Esta semana foi marcada pela formalização do pedido de saída do Reino Unido da União Europeia (UE). Com um tom marcadamente anglófobo, a generalidade dos meios de Comunicação Social portugueses procuraram inculcar-nos a mensagem central de Donald Tusk: os restantes 27 países estão mais unidos do que nunca no seu compromisso com a integração europeia. O que vale esta afirmação, quando o rumo da UE é marcado por profundas contradições e por um acumular de problemas sem resoluções à vista, no que se refere a elevadas taxas de desemprego (em particular dos jovens), à situação dos refugiados, a retrocessos sociais e a fundamentadas desconfianças nos políticos?
Não se pode nem deve esconder a importância da saída do Reino Unido, a segunda maior economia europeia e um país com grande importância geoestratégica no plano europeu e mundial. Sendo certo que os precedentes que se criarem marcarão muito o futuro da UE, não há forma de os camuflar e ignorá-los seria desastroso.
À medida que o processo de integração avança, escamoteando os bloqueios à democracia, e que a UE se mostra incapaz de resolver os obstáculos criados com a crise financeira, nomeadamente no que ao euro diz respeito, as tensões políticas vão-se acumulando por todo o espaço europeu.
Exemplo maior destas tensões é o problema bancário que se manifesta em países como Itália ou Portugal. De facto temos assistido, nestes dias, a mais um episódio da ingerência europeia, num ato de gestão política que subjuga os legítimos interesses dos portugueses às práticas predadoras dos "mercados". Sob pressão de Bruxelas, o Governo (terá remado forte contra a maré?) vende a preço de saldo um dos maiores bancos portugueses a um fundo "abutre", o Lone Star, grupo especializado em comprar barato e vender caro, mas jamais vocacionado para efetivas reorganizações da Banca. Bruxelas "permite" ao Estado uma participação de 25% no capital do banco, mas sem real direito a voto na condução do negócio.

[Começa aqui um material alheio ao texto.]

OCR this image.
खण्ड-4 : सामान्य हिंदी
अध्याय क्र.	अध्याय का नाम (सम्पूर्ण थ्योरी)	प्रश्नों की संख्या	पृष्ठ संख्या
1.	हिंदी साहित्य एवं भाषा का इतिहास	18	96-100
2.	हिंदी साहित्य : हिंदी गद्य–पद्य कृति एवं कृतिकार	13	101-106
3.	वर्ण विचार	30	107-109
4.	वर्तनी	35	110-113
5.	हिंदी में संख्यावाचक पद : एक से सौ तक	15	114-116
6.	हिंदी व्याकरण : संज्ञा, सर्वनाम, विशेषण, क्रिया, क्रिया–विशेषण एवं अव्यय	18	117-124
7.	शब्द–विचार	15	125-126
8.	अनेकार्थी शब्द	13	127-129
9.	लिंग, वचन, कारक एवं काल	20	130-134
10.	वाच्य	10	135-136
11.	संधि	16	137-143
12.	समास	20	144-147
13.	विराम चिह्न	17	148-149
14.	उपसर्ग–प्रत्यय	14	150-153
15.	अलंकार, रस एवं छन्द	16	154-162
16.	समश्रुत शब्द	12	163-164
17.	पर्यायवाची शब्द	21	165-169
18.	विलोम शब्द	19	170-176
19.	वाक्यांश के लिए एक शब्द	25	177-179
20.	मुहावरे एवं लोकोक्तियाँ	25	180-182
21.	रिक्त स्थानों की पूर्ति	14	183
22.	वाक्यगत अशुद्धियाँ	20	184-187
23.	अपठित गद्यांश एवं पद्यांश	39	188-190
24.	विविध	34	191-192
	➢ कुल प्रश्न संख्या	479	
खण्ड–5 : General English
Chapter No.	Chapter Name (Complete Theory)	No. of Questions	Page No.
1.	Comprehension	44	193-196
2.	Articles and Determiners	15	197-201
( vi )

O Estado subsidia a privatização do Novo Banco - na realidade é uma ajuda de Estado ao Lone Star - quer através da participação no capital, quer das garantias que terá de assegurar. Tudo isto, a pretexto da proibição europeia de "ajudas de Estado", o que só pode parecer uma piada de mau gosto, depois de anos de apoio público à Banca promovido pela própria UE.
A pressionada venda do Novo Banco ao fundo "abutre", deve ser entendida como passo intermédio na transferência dos ativos deste banco para um qualquer grande banco europeu. Este é o programa das instituições europeias: criação de conglomerados financeiros europeus. Para promover tal agenda, servem-se das situações de crise nos países. Em Portugal, a execução deste objetivo já tinha sido adotada aquando da venda do Banif ao Santander.
Continua assim por resolver um dos maiores bloqueios da economia nacional. Temos um setor bancário com problemas recorrentes, incapaz de alavancar o investimento produtivo, o que é muito grave, pois sem ele não há criação de emprego com qualidade, nem bases sólidas para o desenvolvimento do país. Devemos preocupar-nos quando vemos a Banca voltar a um modelo de negócio que já deu maus resultados: o crédito imobiliário e o crédito ao consumo concedido às famílias. Prova desse rumo é o retorno da publicidade agressiva dirigida a estes segmentos de mercado, já presente nos grandes meios da Comunicação Social.
A crise que vivemos depois de 2008 pôs termo a um modelo que compensava a desvalorização salarial com facilidades de acesso ao crédito. Fomos empurrados para essa armadilha e depois acusados de "andar a viver acima das nossas possibilidades". Tomemos cautelas para não cairmos nesse logro uma segunda vez.
O país precisa de debates sérios sobre os problemas da dívida e do euro, pois situam-se aí grandes obstáculos ao investimento e ao desenvolvimento e será com a sua discussão que poderemos reajustar melhor a nossa estratégia na UE. Será um desastre recolocar o endividamento como motor da procura. A procura necessita de um bom estímulo, mas ancorado na valorização do trabalho e dos setores produtivos.